With the Evangelical leader perched in a chair behind him, Romney unveiled a new version of his stump speech, reworked to include a riff on the pledge of allegiance — which he spontaneously led the crowd in reciting — as well as a fresh applause line.

"The pledge says 'under God,'" Romney declared to a hangar full of flag-waving partisans in rural southern Virginia. "I will not take God out of the name of our platform, I will not take God off our coins, and I will not take God out of my heart!"

The press fixated on the candidate's apparent implication that Democrats were working to remove the national motto, "In God we trust," from the national currency. Democrats accused the candidate of being disingenuous — no such proposal has been made — while defenders pointed out Romney has made similar references in the past. But even setting aside the curious "coin" line, Romney's warning against the spread of secularism, and his pledge to defend against it, was one of the revamped speech's unifying themes.

It has also been conservative rallying cry in the culture wars since at least the 1970's, and, as Romney learned, it still packs a punch in the right crowd. In Virginia, the line drew an uproarious reaction from the audience, and played even better than his old favorite applause line (and one that was tied to economic issues): "You did build that."

The event prompted the Obama campaign to accuse Romney of extremism for the second time in 24 hours. Spokeswoman Smith, always quick on the draw, blasted out a statement saying, "It's disappointing to see Mitt Romney try to throw a Hail Mary by launching extreme and untrue attacks against the President and associating with some of the most strident and divisive voices in the Republican Party."

But while Chicago was officially "disappointed," off the record it was baffled.

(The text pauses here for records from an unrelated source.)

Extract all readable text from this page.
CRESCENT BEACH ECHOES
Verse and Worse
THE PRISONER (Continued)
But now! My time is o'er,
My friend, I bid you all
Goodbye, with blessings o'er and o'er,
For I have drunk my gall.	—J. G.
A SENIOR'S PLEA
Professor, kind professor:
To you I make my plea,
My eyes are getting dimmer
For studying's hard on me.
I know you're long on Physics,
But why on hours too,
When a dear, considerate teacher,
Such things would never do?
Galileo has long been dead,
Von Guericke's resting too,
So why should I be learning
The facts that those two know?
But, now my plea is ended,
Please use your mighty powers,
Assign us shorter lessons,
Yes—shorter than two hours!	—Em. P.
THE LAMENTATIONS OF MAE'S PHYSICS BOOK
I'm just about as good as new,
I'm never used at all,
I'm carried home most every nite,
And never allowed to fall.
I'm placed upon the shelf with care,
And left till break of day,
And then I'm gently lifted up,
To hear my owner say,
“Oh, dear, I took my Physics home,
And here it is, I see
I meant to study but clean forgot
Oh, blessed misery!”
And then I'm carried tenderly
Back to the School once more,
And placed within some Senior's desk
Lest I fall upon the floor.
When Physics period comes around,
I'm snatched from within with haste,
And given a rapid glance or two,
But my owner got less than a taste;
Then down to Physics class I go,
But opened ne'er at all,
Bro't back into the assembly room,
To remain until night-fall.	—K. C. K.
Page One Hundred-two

One Obama campaign aide, suggesting Romney was trying harder to win the room than the election, wondered to BuzzFeed, "What's the strategy he's going with here? Makes zero sense."

Pollsters have suggested that, in this election, there are comparatively few truly undecided swing state voters, and that the key to victory for each candidate may be to turn out his respective base. What's more, as demographic shifts in the U.S. are turning white, male, working-class voters (a traditionally Republican constituency)  into an increasingly small portion of the electorate, Romney is faced with the task of winning — and rallying — more of them than maybe any Republican nominee before. It's a group for whom God-graced coins could be an important issue, not to mention Romney's ongoing assault on Obama's approach to welfare policy.

It's also a group that contains a whole lot of NASCAR fans — a fact not lost on Romney Saturday night, as he made his final campaign stop of the weekend at a race in Richmond, Virginia. Chomping on a hot dog with his sleeves rolled up, Romney dolled out autographs and handshakes beneath a tent near the track, as a Romney/Ryan '12 stock car stood on display not far off.

The scene seemed to represent how far off the path of message discipline Romney had wandered. But asked about it later, Madden cast the weekend's campaigning in different terms.

"Just take a look at the last few days," Madden said. "Gov. Romney responded to dismal job numbers by talking with voters in Iowa and Virginia about his plan to fix our economy, help the middle-class and get the country back on track, yet the Obama campaign was hiding from those very same job numbers and trying to distract voters away from a discussion of the state of the economy under Obama."

He added, "We will absolutely be focused on the economy as a top issue for the duration of the campaign. The Obama campaign can't and won't offer a similar guarantee."